CD14, a receptor of LPS, plays a vital role in the mechanism of SIRS and sepsis. Because of the important role of CD14 with respect to LPS binding and signaling, we postulate that the polymorphism in the promoter of CD14 gene might be an important factor in determining the susceptibility to or the severity of AP. In our study, we failed to find an association in CD14-159T frequency between controls and AP or between AP and SAP, indicating that CD14-159T plays no part in disease severity or susceptibility to AP. To the best of our knowledge, there is no report on the association between CD14-159 polymorphism and pancreatitis so far. Our result did not show any difference between patients and controls or between mild pancreatitis and severe pancreatitis. Furthermore, no significant difference was found between CD14-159T frequency and septic shock secondary to severe pancreatitis, indicating that in the late stage of the disease, CD14-159 polymorphism plays little role in the onset of SAP-associated septic shock. This is in line with previous studies[29,30].

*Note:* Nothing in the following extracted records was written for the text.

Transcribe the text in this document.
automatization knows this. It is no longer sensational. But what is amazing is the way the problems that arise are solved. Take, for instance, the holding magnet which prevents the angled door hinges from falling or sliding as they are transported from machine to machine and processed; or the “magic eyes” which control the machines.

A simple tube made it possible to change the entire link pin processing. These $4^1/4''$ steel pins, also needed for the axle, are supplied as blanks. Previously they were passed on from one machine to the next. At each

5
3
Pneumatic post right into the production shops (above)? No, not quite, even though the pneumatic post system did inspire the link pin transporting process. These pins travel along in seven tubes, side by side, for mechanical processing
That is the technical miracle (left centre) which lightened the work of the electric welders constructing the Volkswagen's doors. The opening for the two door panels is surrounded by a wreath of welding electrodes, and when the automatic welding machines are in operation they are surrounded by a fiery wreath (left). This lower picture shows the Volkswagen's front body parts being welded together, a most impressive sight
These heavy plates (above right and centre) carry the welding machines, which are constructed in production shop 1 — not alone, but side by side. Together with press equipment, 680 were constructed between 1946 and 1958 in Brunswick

Although SAP has many distinct etiologies, the immune system response appears to be almost identical regardless of the cause. In our study, we divided SAP patients into three groups: gallstone pancreatitis, alcohol pancreatitis, and idiopathic pancreatitis according to the etiology of the disease. The observed allele frequency of IL-1b+3594T, IL-10-1082G and CD14-159T was comparable between groups of different etiologies, suggesting that environmental factors may play an important role in the occurrence of SAP.
In conclusion, gene polymorphisms have no association with the occurrence or severity of AP. However, the IL-10-1082G may play an important role in the susceptibility of SAP patients to septic shock.